Regulamenta o abastecimento nacional de petróleo, de que trata o artigo 3º da Lei nº 2.004, de 3 de outubro de 1953, na que diz respeito a produção de óleos e de graxas lubrificantes, derivados de petróleo.

Revogado pelo Decreto nº 99.432, de 31.7.1990 - DOU 1º.8.1990 - Efeitos a partir de 1º.8.1990.

O PRESIDENTE DA REPÚBLICA , usando da atribuição que lhe confere o artigo 87, item I, da Constituição

DECRETA:

Art. 1º. Além das atividades relativas ao abastecimento nacional de petróleo, mencionados no art. 1º do Decreto nº 4.071, de 12 de maio de 1939, dependem de autorização do Conselho Nacional do Petróleo, nos têrmos do presente decreto, a mistura e o envasilhamento de óleos lubrificantes e a produção de graxas, derivados do petróleo.

Art. 2º. Para a instalação de indústrias de mistura e envasilhamento de óleos lubrificantes e de fábricas de graxas, derivados do petróleo, os interessados deverão requerer prévia autorização do Conselho Nacional do Petróleo, instruindo as respectivas petições com documentos e informações que preencham os itens seguintes:

a) prova dos atos constitutivos da sociedade, bem como de seu arquivamento no Registro do Comércio;

b) local das instalações e área a ser ocupada;

c) projeto e descrição das instalações, com indicação do processo industrial;

d) estudo econômico do empreendimento;

e) quantidade, qualidade e procedência das matérias primas que serão empregadas na indústria;

f) quantidade, qualidade e tipos dos óleos lubrificantes e graxas que serão produzidos;

g) prazo para o término da construção em montagem e para a entrega em funcionamento das instalações;

Parágrafo único. A modificação de qualquer das condições estabelecidas neste artigo, inclusive aumento das instalações e diversificação da produção, dependerá de nova autorização do Conselho Nacional do Petróleo.

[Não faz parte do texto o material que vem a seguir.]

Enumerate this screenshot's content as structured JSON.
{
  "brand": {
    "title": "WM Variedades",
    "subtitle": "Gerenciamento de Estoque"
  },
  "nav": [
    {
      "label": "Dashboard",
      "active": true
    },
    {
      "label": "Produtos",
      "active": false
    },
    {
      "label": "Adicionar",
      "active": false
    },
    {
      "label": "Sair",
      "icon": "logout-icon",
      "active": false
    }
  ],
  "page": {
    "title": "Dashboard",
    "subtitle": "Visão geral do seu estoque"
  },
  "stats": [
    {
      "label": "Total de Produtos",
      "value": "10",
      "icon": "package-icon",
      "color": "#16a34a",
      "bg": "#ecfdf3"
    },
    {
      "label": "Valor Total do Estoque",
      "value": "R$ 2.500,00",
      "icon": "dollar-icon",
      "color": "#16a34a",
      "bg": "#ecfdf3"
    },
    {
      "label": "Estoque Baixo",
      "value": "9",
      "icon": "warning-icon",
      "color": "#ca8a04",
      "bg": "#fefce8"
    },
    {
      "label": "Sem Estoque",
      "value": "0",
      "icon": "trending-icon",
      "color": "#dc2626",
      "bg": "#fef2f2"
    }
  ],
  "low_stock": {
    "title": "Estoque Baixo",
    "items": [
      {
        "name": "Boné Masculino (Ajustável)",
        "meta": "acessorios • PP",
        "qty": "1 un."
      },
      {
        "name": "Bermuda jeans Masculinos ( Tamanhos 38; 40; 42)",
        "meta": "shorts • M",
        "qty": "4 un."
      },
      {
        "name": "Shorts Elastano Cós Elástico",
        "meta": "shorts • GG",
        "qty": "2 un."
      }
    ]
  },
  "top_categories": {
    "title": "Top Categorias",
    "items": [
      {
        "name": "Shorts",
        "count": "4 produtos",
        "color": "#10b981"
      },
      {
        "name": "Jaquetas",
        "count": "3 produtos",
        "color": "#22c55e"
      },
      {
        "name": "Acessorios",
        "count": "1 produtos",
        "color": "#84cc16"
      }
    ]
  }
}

Art. 3º. A autorização para a instalação de indústrias e mistura e envasilhamento de óleos lubrificantes e de fábricas de graxas sujeita os permissionários à obrigação de:

a) obedecer aos requisitos enunciados no artigo anterior, com as modificações que tenham sido determinadas pelo Conselho Nacional do Petróleo;

b) organizar os serviços de contabilidade de acôrdo com as normas que forem estabelecidas pelo Conselho Nacional do Petróleo, a fim de obter elementos para a determinação do custo de produção;

c) utilizar, de preferência, os óleos básicos e outros matérias primas produzidas no país;

d) manter, permanentemente, os estoques mínimos de matérias primas e de produtos elaborados que forem fixados pelo Conselho Nacional do Petróleo;

e) adotar quaisquer resoluções tomadas pelo Conselho Nacional do Petróleo, no exercício de suas atribuições, para a execução das leis e regulamentos que dispõem sobre o abastecimento nacional do petróleo.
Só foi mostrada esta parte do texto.